Durch ein verheerendes Hochwasser der Wipse werden im Jahr 1654 weite Teile des Ortes, das Rittergut, das Pfarrhaus und die Kirche schwer beschädigt, der Friedhof schlichtweg wegeschwemmt. Ein neuer wird nicht mehr angelegt, die Beisetzungen finden seitdem im zum Kirchspiel gehörenden nahegelegenen Taubenpreskeln statt. Durch ein schweres Hochwasser wird 1924 die bereits 1701 erwähnte überdachte Holzbrücke über die Weiße Elster irreparabel beschädigt, eine neue Betonbogenbrücke parallel zu dieser gelegen wird 1926 eingeweiht.
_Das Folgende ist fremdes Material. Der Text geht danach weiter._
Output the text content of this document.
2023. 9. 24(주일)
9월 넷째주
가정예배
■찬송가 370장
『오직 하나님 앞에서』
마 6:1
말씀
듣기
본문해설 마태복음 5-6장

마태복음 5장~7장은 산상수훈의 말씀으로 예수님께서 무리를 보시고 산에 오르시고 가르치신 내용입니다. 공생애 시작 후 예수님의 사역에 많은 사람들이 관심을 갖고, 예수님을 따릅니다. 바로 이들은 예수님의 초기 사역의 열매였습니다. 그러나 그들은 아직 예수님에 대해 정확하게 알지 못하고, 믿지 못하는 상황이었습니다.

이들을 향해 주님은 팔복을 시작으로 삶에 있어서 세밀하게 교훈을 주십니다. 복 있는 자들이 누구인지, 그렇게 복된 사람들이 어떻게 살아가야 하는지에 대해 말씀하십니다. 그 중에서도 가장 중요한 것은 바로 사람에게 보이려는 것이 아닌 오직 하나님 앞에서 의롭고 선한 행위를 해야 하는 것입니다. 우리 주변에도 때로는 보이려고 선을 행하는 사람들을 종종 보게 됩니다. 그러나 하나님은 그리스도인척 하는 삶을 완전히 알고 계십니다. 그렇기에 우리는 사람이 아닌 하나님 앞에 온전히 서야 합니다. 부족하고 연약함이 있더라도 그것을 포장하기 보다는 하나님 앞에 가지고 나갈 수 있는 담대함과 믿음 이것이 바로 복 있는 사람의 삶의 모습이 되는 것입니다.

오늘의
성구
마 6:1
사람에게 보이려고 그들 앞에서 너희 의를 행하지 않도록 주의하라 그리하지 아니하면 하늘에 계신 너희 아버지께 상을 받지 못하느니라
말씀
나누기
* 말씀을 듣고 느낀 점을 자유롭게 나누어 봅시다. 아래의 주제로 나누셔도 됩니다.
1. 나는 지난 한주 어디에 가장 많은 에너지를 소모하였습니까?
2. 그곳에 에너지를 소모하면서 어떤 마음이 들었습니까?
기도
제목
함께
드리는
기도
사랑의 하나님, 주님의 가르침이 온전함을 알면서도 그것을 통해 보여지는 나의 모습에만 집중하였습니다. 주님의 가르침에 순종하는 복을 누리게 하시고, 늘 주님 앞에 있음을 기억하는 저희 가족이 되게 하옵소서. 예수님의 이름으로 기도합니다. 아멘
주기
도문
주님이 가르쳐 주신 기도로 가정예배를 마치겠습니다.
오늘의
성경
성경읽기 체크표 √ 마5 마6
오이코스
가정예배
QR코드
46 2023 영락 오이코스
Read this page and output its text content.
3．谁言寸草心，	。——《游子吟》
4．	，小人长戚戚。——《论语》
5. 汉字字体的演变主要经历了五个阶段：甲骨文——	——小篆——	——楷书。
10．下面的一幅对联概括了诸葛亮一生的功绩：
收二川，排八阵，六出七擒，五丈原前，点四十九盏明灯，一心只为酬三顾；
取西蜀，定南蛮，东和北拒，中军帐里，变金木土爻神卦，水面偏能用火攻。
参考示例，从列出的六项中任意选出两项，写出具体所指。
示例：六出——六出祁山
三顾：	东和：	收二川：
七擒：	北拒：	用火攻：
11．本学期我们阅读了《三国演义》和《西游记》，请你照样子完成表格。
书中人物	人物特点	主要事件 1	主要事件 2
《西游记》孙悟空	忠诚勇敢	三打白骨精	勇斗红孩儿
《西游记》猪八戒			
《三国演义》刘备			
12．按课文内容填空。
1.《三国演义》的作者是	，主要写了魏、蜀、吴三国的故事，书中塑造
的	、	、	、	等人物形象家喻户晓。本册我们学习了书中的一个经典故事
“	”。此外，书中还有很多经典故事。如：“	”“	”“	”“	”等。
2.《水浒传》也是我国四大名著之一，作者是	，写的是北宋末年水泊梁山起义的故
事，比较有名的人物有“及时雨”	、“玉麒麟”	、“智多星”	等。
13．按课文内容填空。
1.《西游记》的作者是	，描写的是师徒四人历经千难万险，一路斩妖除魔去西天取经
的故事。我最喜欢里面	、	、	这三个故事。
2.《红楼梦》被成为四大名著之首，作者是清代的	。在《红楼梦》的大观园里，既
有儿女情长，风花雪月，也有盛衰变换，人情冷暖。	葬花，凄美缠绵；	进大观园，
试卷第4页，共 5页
Ihre Nutzbarkeit ist nur von kurzer Dauer, am 13. April 1945 wird sie von der Deutschen Wehrmacht gesprengt. 1951/52 erfolgt an ihrer Stelle der Neubau der Friedensbrücke. Diese wurde im Jahr 2000 durch einen Brückenneubau ersetzt.

Im weiteren Sinne ebenfalls ein Opfer der Launen der Natur wurde 1947 das Elsterwehr: Beim Versuch, die sich durch den extrem kalten Winter aufgestauten Eismassen zu sprengen, wird auch das Elsterwehr völlig zerstört. Das aus Holzspundwänden errichtete Ersatzwehr wird im Sommer 1953 zerstört.

1912 wird an der Elster eine Flussbadeanstalt mit Ruderbootverleih eingeweiht, 1936 anlässlich des 75-jährigen Bestehens der Turngemeinde Liebschwitz (später Liebschwitzer Turnverein) erhält der Ort eine Turnhalle.

1919 beginnt die Elektrifizierung im Ort, die Freiwillige Feuerwehr wird 1921 gegründet.

1940 fallen die ersten Bomben auf Gera, genauer auf Neu Taubenpreskeln (Scherperstraße); drei Menschen werden getötet.

1941, zu ihrem hundertjährigen Jubiläum, bezog die Maschinenfabrik Moritz Jahr ihre neue Fabrikanlage in Liebschwitz. Sie wurde 1948 in einen Volkseigenen Betrieb umgewandelt.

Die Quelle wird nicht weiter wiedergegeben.